Mosquitoes are found across the globe, with the exception of Antarctica and Iceland. A holiday nuisance, they are also a well-known vector for many diseases, including malaria, dengue fever, yellow fever and viral encephalitis. The transmission of diseases by mosquitoes is estimated to be responsible for 2 million deaths every year.
Control or eradication of the mosquito population could significantly restrict the spread of disease. Screens and nets can be used to exclude the pests, while traps or insecticides can be used to eliminate them. More permanent solutions include draining pools of stagnant water where mosquitoes like to breed, or the introduction of natural mosquito predators such as dragonflies.
Sabyasachi Sarkar and his team of inorganic chemists at the Bengal Engineering and Science University have now come across a new answer to the mosquito problem. When trying to take pictures of zebrafish, that had been fed on mosquitos treated with water-soluble carbon nanoparticles (wsCNPs) to help with the imaging, they noticed that the presence of the wsCNPs appeared to be retarding the development of the mosquito larvae.
After further investigation, Sarkar and his team were able to show that a concentration of these wsCNPs as low as 3mg/l prevents the larvae from ever reaching maturity, resulting in their death. At this concentration, the wsCNPs are otherwise harmless to the surrounding environment and can persist in stagnant pools of water for periods of several months.

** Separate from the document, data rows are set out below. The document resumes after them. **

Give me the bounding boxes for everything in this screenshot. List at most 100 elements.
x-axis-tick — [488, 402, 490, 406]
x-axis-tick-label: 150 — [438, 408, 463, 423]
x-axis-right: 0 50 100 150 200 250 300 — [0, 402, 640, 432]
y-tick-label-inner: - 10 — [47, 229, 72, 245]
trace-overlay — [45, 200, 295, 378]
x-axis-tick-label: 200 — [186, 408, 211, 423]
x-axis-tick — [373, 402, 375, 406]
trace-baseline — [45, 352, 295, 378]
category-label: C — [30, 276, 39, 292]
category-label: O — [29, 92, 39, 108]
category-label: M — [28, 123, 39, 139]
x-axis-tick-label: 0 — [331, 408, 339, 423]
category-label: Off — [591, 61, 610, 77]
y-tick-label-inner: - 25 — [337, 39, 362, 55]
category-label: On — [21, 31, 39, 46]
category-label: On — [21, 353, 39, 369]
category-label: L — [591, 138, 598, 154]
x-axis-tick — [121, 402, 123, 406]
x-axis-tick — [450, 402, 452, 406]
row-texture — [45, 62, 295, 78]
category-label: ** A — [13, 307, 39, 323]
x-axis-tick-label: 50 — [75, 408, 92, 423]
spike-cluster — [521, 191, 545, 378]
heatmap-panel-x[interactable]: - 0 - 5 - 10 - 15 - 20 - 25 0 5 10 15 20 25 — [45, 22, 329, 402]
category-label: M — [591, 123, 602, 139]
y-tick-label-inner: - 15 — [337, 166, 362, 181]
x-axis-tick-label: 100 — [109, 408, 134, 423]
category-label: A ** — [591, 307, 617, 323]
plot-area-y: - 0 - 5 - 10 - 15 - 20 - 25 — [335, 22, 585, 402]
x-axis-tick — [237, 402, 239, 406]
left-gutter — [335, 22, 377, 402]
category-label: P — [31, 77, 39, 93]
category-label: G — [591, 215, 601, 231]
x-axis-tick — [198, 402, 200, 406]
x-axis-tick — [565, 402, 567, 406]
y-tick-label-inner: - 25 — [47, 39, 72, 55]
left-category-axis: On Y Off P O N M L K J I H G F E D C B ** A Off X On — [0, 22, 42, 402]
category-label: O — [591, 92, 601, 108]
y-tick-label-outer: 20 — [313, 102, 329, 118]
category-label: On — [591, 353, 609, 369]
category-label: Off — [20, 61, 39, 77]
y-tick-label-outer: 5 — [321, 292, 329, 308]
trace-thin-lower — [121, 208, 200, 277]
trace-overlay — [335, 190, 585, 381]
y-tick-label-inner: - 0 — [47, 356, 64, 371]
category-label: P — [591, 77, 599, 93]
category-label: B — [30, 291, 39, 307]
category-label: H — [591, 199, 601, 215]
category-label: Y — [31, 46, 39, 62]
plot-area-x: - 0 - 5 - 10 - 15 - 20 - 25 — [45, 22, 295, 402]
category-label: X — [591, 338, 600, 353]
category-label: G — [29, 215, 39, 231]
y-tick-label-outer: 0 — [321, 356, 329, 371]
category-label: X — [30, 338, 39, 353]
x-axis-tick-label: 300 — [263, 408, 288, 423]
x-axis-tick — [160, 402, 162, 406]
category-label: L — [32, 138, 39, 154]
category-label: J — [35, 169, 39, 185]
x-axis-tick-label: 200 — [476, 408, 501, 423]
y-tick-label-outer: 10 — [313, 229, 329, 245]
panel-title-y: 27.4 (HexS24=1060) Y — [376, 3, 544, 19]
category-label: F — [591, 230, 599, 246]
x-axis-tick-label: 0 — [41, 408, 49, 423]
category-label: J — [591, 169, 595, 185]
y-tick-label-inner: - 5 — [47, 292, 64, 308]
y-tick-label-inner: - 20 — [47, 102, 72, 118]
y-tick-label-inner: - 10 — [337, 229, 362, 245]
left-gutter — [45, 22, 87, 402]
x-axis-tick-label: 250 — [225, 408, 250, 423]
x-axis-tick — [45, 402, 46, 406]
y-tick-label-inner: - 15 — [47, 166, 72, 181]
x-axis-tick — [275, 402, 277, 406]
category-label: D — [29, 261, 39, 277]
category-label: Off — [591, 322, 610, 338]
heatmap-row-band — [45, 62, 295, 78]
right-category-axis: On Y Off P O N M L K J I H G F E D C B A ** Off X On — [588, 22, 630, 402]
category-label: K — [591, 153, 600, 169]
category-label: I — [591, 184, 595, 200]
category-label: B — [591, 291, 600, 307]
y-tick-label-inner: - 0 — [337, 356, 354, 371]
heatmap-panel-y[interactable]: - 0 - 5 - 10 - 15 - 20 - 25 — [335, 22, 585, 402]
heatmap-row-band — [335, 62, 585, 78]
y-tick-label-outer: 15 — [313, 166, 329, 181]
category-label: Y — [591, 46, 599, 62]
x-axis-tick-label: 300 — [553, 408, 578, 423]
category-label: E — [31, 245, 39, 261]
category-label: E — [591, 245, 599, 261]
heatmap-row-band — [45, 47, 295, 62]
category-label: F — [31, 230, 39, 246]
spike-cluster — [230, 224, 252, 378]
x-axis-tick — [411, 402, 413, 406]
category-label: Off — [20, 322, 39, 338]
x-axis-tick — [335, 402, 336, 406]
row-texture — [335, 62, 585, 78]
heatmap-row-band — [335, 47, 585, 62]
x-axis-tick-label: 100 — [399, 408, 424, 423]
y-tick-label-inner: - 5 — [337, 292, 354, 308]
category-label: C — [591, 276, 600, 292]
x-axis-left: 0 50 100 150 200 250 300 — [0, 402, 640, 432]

The nanoparticles are made by burning wood wool in a reduced oxygen environment, washing them and then treating them with nitric acid. ‘It is an easily scalable process,’ says Sarkar, ‘the mosquito eradication programs run by different government agencies across the globe should try this method, particularly in cities with poor drainage.’
‘It's very positive that the wsCNPs exhibit a high persistence in water and the local environment, as opposed to other synthetic insecticides that can quickly degrade,’ says Pilar Mateo, a leading specialist in the control of endemic disease transmitting vectors and President of Inesfly Corporation. However, she warns that further research is needed into potential long term ecological effects, before this material can be implemented as an effective method of vector control.
Sarkar’s team will now focus on gaining a better understanding of the mechanism that prevents larvae maturation. Suppression of the hormone, ecdysone, is suspected to be a factor and this could have vast implications for further research on mosquito control.